ECLI:NL:RBDHA:2023:11021
Rechtbank Den Haag
- Eerste aanleg - enkelvoudig
- Rechtspraak.nl
Beroep tegen niet tijdig beslissen op asielaanvraag en ingebrekestelling
In deze zaak heeft eiser, vertegenwoordigd door mr. R. Achttienribbe, beroep ingesteld tegen de Staatssecretaris van Justitie en Veiligheid, omdat deze niet tijdig heeft beslist op zijn aanvraag voor een verblijfsvergunning asiel. De rechtbank heeft vastgesteld dat partijen geen zitting nodig achtten en het onderzoek heeft gesloten zonder verdere behandeling. Eiser heeft betoogd dat de beslistermijn niet geldig is verlengd door het besluit WBV 2022/22, en dat hij verweerder niet prematuur in gebreke heeft gesteld.
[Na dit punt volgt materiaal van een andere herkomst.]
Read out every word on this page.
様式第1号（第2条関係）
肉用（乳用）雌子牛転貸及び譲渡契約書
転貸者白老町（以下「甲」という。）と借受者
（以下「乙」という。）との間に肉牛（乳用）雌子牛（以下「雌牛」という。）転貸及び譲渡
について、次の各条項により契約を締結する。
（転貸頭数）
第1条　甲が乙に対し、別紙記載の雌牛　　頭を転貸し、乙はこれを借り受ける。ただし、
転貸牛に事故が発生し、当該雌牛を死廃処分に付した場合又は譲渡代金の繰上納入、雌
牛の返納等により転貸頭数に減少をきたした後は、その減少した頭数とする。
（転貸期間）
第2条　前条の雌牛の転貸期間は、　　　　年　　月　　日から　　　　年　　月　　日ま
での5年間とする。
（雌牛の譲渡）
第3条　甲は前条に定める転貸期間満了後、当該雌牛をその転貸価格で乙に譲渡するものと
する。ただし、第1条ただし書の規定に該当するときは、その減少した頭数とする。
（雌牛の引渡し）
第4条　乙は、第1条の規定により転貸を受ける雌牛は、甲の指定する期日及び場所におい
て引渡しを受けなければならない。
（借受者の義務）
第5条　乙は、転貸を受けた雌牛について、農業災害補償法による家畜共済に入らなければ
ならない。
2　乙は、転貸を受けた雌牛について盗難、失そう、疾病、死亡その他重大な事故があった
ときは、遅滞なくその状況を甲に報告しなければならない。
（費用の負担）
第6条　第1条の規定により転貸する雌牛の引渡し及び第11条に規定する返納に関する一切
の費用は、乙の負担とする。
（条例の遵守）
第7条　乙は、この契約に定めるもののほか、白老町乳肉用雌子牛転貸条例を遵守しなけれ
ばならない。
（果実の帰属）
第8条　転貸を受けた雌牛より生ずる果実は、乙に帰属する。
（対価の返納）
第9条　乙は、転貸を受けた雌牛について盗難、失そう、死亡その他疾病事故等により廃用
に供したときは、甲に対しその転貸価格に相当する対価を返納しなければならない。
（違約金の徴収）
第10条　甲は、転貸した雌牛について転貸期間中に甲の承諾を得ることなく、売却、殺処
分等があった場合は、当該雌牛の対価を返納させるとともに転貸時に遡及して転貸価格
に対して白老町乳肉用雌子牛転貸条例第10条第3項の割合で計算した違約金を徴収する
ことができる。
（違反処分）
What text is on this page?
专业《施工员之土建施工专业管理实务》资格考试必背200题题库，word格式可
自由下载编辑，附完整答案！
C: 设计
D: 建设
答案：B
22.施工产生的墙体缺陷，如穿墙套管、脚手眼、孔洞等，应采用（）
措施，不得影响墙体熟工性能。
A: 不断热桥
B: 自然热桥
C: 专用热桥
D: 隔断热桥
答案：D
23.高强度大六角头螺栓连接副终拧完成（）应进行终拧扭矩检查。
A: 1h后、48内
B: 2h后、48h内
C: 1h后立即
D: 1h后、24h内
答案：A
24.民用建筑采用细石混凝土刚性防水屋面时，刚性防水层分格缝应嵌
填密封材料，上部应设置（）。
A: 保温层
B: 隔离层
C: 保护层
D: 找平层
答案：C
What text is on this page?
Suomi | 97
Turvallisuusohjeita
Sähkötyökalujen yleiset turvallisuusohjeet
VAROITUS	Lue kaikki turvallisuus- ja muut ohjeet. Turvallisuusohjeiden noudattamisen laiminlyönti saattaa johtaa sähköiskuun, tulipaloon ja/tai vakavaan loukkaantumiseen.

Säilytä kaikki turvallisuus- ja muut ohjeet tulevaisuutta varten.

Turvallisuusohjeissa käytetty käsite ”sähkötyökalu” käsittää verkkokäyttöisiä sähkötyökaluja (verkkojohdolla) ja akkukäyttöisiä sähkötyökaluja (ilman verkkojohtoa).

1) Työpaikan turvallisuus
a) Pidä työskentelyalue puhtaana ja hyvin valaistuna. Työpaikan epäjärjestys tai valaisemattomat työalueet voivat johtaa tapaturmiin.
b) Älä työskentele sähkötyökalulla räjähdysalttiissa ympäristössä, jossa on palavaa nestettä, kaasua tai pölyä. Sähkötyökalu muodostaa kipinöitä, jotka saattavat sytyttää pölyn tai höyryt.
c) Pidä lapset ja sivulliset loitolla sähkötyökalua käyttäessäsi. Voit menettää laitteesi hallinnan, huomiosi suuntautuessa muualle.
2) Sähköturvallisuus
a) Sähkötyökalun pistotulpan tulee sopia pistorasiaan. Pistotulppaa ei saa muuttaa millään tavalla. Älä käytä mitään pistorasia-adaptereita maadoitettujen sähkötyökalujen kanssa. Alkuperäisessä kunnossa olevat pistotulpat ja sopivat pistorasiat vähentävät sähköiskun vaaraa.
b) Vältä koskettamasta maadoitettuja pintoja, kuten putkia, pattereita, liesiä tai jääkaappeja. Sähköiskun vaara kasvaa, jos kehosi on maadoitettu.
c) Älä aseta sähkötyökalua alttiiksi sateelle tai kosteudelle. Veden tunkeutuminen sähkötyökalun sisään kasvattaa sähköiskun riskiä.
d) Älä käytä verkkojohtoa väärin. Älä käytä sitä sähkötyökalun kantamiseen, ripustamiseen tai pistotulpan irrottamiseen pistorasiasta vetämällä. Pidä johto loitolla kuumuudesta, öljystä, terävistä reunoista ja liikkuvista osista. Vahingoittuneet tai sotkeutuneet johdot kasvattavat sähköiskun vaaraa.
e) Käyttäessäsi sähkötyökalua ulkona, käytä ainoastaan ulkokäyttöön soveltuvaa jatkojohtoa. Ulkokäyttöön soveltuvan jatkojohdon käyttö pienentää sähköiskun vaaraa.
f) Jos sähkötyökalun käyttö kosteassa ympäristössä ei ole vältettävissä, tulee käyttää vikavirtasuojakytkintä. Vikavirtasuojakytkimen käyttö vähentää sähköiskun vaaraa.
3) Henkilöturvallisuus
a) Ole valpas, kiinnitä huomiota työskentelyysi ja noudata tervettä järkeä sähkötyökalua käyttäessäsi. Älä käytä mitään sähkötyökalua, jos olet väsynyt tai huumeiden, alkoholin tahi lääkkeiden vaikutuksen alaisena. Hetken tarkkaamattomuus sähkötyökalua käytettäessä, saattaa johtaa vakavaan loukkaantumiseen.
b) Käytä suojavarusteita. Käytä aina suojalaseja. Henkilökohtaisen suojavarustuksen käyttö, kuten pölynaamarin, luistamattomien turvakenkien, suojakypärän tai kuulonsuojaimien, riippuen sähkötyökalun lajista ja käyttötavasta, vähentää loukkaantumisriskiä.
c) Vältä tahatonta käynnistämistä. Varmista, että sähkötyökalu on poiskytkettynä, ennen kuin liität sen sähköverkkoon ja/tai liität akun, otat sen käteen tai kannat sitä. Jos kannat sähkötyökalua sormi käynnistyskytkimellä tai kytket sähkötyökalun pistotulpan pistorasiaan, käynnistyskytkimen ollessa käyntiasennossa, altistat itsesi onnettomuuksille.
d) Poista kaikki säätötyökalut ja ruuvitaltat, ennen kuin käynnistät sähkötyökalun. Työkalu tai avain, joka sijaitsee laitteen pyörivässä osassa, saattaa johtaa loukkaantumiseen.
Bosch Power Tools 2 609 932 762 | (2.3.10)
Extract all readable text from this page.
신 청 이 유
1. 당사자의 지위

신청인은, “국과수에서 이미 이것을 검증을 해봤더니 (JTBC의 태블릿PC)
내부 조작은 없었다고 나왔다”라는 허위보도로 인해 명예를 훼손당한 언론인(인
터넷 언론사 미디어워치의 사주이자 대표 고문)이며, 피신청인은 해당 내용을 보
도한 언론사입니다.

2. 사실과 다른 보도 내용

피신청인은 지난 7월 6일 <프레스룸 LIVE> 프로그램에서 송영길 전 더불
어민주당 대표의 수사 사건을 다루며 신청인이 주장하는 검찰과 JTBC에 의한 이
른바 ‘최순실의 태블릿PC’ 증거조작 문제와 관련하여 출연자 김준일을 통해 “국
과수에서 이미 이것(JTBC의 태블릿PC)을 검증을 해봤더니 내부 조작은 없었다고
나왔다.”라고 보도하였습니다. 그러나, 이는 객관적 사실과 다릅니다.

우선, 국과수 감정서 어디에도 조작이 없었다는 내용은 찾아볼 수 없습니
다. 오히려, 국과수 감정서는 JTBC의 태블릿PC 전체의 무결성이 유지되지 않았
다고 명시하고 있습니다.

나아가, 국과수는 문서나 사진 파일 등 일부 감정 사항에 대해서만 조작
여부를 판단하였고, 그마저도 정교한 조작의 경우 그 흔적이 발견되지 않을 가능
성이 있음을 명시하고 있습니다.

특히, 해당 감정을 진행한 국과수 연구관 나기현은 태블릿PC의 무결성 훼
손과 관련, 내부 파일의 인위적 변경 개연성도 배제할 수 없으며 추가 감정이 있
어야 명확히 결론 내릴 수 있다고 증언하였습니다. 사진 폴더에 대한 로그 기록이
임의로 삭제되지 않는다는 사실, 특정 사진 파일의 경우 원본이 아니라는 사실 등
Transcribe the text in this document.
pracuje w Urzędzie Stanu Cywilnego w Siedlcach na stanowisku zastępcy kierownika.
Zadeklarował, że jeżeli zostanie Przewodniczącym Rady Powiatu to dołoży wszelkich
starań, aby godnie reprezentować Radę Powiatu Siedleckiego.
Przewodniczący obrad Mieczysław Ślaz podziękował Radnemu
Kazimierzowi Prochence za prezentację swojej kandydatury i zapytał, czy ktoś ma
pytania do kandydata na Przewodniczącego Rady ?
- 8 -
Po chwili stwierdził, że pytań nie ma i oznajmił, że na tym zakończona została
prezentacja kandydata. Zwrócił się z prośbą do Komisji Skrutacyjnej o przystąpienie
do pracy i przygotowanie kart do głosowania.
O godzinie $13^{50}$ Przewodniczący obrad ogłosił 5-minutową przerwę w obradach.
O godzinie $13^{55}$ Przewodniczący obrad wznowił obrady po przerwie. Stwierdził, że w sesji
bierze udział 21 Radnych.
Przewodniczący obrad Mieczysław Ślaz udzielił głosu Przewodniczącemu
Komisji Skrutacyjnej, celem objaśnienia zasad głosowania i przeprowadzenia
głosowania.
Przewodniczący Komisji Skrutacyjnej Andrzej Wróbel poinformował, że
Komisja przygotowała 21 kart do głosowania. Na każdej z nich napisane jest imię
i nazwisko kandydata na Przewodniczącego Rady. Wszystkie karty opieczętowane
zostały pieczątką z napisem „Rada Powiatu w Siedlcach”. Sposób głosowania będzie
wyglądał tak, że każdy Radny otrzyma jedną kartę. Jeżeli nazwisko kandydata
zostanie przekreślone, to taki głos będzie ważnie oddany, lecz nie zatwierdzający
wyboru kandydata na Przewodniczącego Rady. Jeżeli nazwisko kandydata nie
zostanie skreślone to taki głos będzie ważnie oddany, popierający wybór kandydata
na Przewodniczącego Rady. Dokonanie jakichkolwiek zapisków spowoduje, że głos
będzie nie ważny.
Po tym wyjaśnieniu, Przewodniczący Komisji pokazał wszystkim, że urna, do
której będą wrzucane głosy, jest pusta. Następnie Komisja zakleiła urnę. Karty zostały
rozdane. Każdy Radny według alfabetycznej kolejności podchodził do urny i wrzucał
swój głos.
De rechtbank heeft echter geoordeeld dat de beslistermijn van de asielaanvraag van eiser, die op 22 juni 2022 is ingediend, met negen maanden is verlengd op basis van de WBV 2022/22. Dit betekent dat verweerder uiterlijk op 29 oktober 2023 op de aanvraag moet beslissen. De ingebrekestelling van 11 april 2023 is te vroeg ingediend, waardoor niet is voldaan aan de voorwaarden voor het indienen van beroep wegens niet tijdig beslissen. De rechtbank heeft het beroep daarom niet-ontvankelijk verklaard.